Re: What pickups did Vinnie Moore use on Mind's Eye?
It all started when i discovered Yngwie in a Guitar World about three years ago and I've been on a shred craze ever since. Last week I got a $50 gift card(graduation present) to Tower Records and bought Mind's Eye and Edge of insanity. I trying to figure out why people hate Shrapnel artists:eek13: .
Ahhhh, there is hope for the youth of today!

Feels good every time I hear this. EDIT: Errrrr, I guess I should have said Ahhhh, the youth of 11 years ago!!!
I was a little younger than you in the late '80s when I started playing, and metal/shred was everywhere. The insanity probably peaked around '91, then a little fellow named Kurt Cobain appeared in '92 and slaughtered the entire metal genre almost overnight!

I liked some of the better "alternative" bands, but wasn't sad to see them plummet into the abyss only ~6 years later under the weight of their own bloated pretense.
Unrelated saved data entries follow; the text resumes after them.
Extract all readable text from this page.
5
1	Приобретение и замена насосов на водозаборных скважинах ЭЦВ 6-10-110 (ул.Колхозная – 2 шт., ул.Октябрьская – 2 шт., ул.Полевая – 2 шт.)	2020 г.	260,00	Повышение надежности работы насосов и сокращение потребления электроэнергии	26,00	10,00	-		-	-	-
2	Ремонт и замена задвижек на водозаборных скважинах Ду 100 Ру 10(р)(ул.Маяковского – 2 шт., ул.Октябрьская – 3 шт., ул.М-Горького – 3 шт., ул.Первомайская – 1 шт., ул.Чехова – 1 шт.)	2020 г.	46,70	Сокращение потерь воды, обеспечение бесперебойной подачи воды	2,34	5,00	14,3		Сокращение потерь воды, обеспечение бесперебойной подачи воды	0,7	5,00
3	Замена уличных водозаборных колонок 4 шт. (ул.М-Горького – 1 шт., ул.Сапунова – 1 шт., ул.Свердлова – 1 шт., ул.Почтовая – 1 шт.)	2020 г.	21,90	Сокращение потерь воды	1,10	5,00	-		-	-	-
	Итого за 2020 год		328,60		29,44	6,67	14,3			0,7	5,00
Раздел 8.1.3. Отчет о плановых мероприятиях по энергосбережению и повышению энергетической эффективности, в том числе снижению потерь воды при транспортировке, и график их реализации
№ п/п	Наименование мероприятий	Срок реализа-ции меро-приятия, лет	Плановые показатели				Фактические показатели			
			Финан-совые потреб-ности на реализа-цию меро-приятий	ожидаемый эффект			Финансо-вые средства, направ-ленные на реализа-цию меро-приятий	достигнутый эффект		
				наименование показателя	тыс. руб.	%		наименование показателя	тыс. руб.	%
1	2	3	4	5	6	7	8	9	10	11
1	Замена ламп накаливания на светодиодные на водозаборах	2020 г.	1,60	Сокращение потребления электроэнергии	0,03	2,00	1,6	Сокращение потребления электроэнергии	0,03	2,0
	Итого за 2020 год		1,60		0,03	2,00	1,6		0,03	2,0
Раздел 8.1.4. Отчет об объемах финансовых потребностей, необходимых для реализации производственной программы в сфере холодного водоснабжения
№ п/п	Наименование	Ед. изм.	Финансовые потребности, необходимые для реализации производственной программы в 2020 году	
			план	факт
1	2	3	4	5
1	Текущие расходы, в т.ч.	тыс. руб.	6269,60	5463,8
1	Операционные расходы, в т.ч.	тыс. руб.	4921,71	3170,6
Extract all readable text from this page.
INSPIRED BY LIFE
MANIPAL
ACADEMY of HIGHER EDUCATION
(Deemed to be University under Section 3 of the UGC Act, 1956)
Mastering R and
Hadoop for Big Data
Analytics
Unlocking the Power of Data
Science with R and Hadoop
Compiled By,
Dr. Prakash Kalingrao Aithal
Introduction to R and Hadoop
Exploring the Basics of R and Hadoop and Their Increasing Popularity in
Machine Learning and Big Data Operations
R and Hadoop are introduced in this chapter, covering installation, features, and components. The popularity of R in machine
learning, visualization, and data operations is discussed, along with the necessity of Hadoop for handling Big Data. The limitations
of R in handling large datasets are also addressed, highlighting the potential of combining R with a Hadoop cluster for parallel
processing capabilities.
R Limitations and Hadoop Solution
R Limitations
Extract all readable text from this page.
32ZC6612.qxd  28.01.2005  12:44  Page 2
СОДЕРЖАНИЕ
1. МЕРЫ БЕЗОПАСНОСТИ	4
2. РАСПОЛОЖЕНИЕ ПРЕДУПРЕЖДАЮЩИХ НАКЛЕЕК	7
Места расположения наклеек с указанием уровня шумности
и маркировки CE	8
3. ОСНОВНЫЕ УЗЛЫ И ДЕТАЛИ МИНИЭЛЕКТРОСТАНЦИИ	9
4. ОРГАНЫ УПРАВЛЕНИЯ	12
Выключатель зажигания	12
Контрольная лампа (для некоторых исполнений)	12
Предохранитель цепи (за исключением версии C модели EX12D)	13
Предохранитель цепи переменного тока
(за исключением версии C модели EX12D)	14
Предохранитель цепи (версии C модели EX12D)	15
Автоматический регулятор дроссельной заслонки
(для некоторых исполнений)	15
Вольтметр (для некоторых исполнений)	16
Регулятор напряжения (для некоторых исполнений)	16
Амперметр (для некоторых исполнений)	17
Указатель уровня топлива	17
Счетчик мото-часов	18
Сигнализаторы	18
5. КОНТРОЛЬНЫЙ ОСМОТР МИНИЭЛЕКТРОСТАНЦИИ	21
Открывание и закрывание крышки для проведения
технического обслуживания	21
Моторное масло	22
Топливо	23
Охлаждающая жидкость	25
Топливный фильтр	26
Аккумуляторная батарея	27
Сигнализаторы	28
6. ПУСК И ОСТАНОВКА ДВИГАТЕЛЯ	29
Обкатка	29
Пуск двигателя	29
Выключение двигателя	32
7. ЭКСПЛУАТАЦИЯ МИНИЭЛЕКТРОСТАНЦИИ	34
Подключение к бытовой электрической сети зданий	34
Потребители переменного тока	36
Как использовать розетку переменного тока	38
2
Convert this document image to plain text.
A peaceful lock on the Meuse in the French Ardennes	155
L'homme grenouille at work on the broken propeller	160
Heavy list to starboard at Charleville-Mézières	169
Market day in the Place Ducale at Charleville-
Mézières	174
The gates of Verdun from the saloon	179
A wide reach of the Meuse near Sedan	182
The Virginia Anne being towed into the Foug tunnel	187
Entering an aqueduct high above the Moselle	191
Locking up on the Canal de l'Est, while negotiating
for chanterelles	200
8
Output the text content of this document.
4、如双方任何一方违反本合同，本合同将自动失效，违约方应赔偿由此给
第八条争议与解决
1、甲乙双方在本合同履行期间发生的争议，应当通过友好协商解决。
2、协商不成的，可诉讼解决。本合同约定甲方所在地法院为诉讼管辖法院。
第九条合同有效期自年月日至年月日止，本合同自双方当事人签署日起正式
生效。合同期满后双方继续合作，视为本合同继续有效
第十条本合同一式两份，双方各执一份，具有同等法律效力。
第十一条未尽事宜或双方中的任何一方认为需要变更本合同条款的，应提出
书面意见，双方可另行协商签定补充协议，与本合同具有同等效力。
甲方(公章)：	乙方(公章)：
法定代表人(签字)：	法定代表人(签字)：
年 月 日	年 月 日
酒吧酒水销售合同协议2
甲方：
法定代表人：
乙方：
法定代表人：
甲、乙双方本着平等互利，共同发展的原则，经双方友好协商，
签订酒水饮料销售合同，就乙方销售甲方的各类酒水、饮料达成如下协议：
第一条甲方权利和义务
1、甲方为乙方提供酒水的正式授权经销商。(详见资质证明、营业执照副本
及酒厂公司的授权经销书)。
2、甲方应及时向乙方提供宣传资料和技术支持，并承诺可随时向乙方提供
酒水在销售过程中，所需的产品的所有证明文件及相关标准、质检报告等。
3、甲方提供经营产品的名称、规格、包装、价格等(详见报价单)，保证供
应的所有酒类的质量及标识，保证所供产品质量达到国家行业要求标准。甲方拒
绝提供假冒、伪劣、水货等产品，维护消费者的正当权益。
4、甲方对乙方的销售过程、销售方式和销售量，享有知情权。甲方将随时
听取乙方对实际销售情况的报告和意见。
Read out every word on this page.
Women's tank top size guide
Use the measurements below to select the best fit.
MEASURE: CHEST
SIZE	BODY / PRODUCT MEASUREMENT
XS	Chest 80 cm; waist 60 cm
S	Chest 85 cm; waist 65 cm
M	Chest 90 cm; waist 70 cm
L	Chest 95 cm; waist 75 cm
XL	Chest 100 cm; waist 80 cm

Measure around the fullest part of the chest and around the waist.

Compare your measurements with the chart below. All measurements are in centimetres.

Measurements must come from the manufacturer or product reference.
Where are those former "A-level" MTV alternabands now??!!
The thing I resented most was the uppity Alterna-wankers who declared that it was no longer "cool" to play guitar solos, or even know how to play, or take a shower. Those fools looked very silly a few years later when it became obvious to everyone they had run out of ideas and were already getting long in the tooth. There was nothing else captivating about their "art", so they themselves disappeared almost overnight. Then the likes of the Boy Bands and the Wappers followed in their wake, for an even darker era of horror until metal was finally reborn.
Much of the '90s were dark times to be a technical player indeed. And an absolutely wretched era for the formerly great metal bands of the '80s. I never wavered in what I liked (you could buy metal gear CHEEEEP!!), although I did expand into other ideas at that time. In the end, I always come back to my first love, which is '70s/80s influenced hard rock/metal. Rock has always been about excess, and some people got carried with it and forgot about being "musicians", but man the best stuff was fun, and still is fun and still alive. Carry on!
You should check out Al di Meola. He came around starting in the '70s and influenced the likes of Yngwie and others. Al is my favorite steel string acoustic player. He can hold his own with anyone!
And before he was a forgetful elderly reality star and who picks up dog poop on camera, Ozzy was a killer in the '80s. Get all of his albums with Randy Rhoads and Jake E. Lee, which were recorded in his prime.